For those of you just tuning-in, today is “Tim Tebow day” here at DennyBurk.com. We’ve come across yet another conversion story that we thought you would like to see.
ESPN’s Stephen A. Smith has been a relentless critic of Tim Tebow and has resisted all the evidence to the contrary until now. After Tim Tebow went to 7-1 yesterday, Smith has finally changed his tune. Smith compared his former unbelief to Pharoah, and he says that he has now been humbled. I guess that means that yesterday’s game was like the tenth plague. This is a remarkable conversation. Watch above.
3 Comments
Chris Tolbert
I love it!
Matt Svoboda
“All he does is win.” What was said about Vince Young not that long ago.
I wonder what will become of Tebow.
I think he will have a perfectly decent “Chad Pennington” type of career. Suitable starter, for the most part, and with a weak enough schedule and good enough defense he will be able to make the playoffs (like this year).
RD
Tim has certainly provided for some exciting football this year!
However, I’m concerned, somewhat, about the message all of this might be sending. It seems that we are getting behind a message that implies that the only way God is validated as authentic in our culture is when God is performing some type of miracle for the world to see (that includes last minute/OT wins in football games). What if Tim had come in as the starter and lost the last 5 games?

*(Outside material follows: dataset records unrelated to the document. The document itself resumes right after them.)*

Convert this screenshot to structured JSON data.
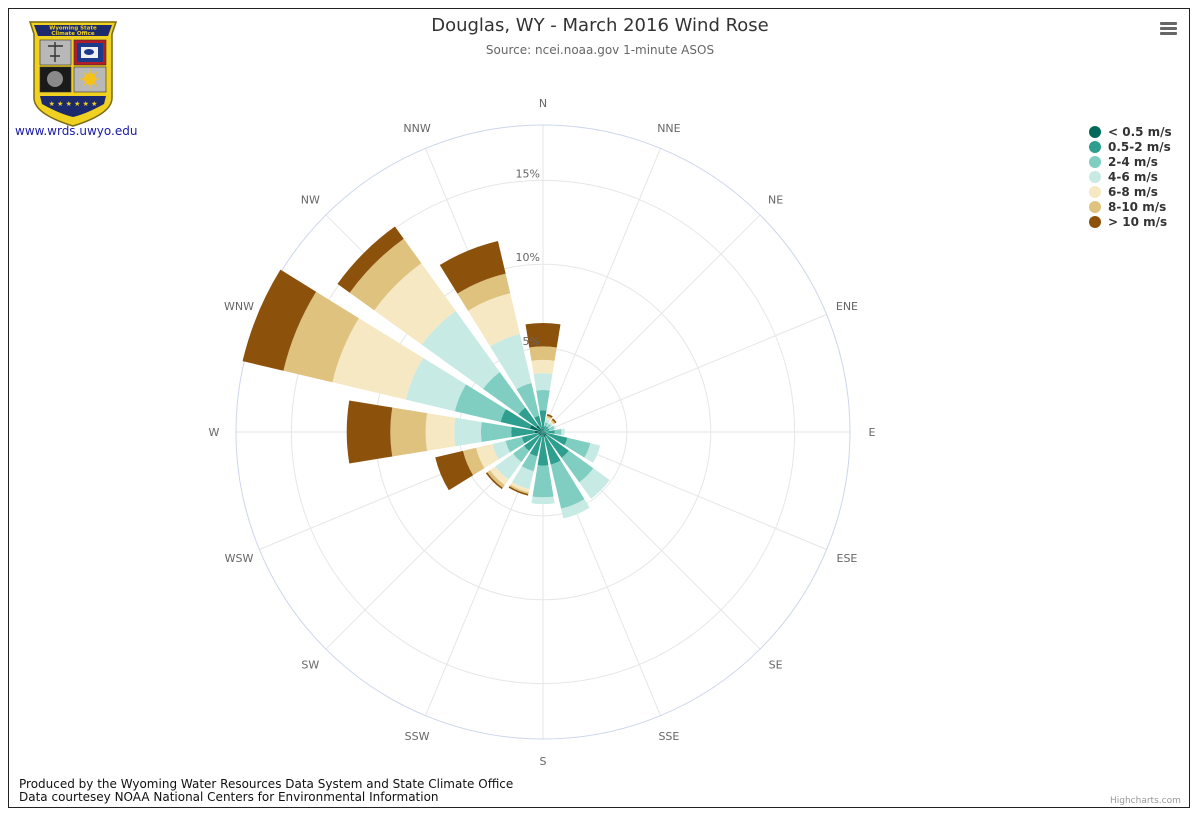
{
  "title": "Douglas, WY - March 2016 Wind Rose",
  "subtitle": "Source: ncei.noaa.gov 1-minute ASOS",
  "logo": {
    "link_text": "www.wrds.uwyo.edu",
    "badge_text_line1": "Wyoming State",
    "badge_text_line2": "Climate Office"
  },
  "menu_icon": "hamburger-menu-icon",
  "footer": {
    "line1": "Produced by the Wyoming Water Resources Data System and State Climate Office",
    "line2": "Data courtesey NOAA National Centers for Environmental Information"
  },
  "credits": "Highcharts.com",
  "colors": {
    "grid": "#e6e6e6",
    "outer_ring": "#ccd6eb",
    "label": "#666666"
  },
  "chart_data": {
    "type": "bar",
    "polar": true,
    "stacking": "normal",
    "title": "Douglas, WY - March 2016 Wind Rose",
    "subtitle": "Source: ncei.noaa.gov 1-minute ASOS",
    "categories": [
      "N",
      "NNE",
      "NE",
      "ENE",
      "E",
      "ESE",
      "SE",
      "SSE",
      "S",
      "SSW",
      "SW",
      "WSW",
      "W",
      "WNW",
      "NW",
      "NNW"
    ],
    "radial_axis": {
      "min": 0,
      "max": 18.3,
      "tick_labels": [
        "5%",
        "10%",
        "15%"
      ],
      "tick_values": [
        5,
        10,
        15
      ],
      "extra_gridlines": [
        20
      ]
    },
    "legend_position": "top-right",
    "grid": true,
    "series": [
      {
        "name": "< 0.5 m/s",
        "color": "#00695c",
        "values": [
          0.3,
          0.1,
          0.1,
          0.1,
          0.1,
          0.2,
          0.3,
          0.3,
          0.3,
          0.2,
          0.3,
          0.3,
          0.5,
          0.8,
          0.5,
          0.2
        ]
      },
      {
        "name": "0.5-2 m/s",
        "color": "#2e9e8e",
        "values": [
          1.0,
          0.3,
          0.3,
          0.3,
          0.6,
          1.3,
          1.6,
          1.7,
          1.7,
          1.3,
          1.1,
          1.0,
          1.4,
          1.8,
          1.3,
          0.8
        ]
      },
      {
        "name": "2-4 m/s",
        "color": "#80cdc1",
        "values": [
          1.2,
          0.2,
          0.2,
          0.3,
          0.4,
          1.4,
          1.8,
          2.7,
          1.9,
          0.9,
          0.8,
          1.0,
          1.8,
          2.8,
          2.6,
          2.0
        ]
      },
      {
        "name": "4-6 m/s",
        "color": "#c7eae5",
        "values": [
          1.0,
          0.2,
          0.1,
          0.1,
          0.2,
          0.6,
          1.2,
          0.6,
          0.4,
          1.1,
          1.3,
          0.8,
          1.6,
          3.0,
          4.5,
          3.0
        ]
      },
      {
        "name": "6-8 m/s",
        "color": "#f6e8c3",
        "values": [
          0.8,
          0.1,
          0.1,
          0.0,
          0.0,
          0.0,
          0.0,
          0.0,
          0.0,
          0.2,
          0.4,
          1.0,
          1.7,
          4.5,
          3.5,
          2.5
        ]
      },
      {
        "name": "8-10 m/s",
        "color": "#dfc27d",
        "values": [
          0.8,
          0.1,
          0.1,
          0.0,
          0.0,
          0.0,
          0.0,
          0.0,
          0.0,
          0.1,
          0.2,
          0.8,
          2.1,
          3.0,
          1.8,
          1.2
        ]
      },
      {
        "name": "> 10 m/s",
        "color": "#8c510a",
        "values": [
          1.4,
          0.1,
          0.1,
          0.0,
          0.0,
          0.0,
          0.0,
          0.0,
          0.0,
          0.1,
          0.1,
          1.7,
          2.6,
          2.5,
          0.9,
          2.0
        ]
      }
    ]
  }
}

Overtly linking our Christian faith to job performance can be tricky, sometimes misleading and, often, discouraging. Two Christian farmers, for example, might have two different needs with regard to their crops. One might need rain desperately. The other might have had so much rain that his crops are in danger of failing. Both pray their prayer of need. If it rains steady for three days, is the Christian witness of the man whose crops get ruined because they are now water-logged negated? Is God’s reality understood only in the experience of the farmer who needed rain?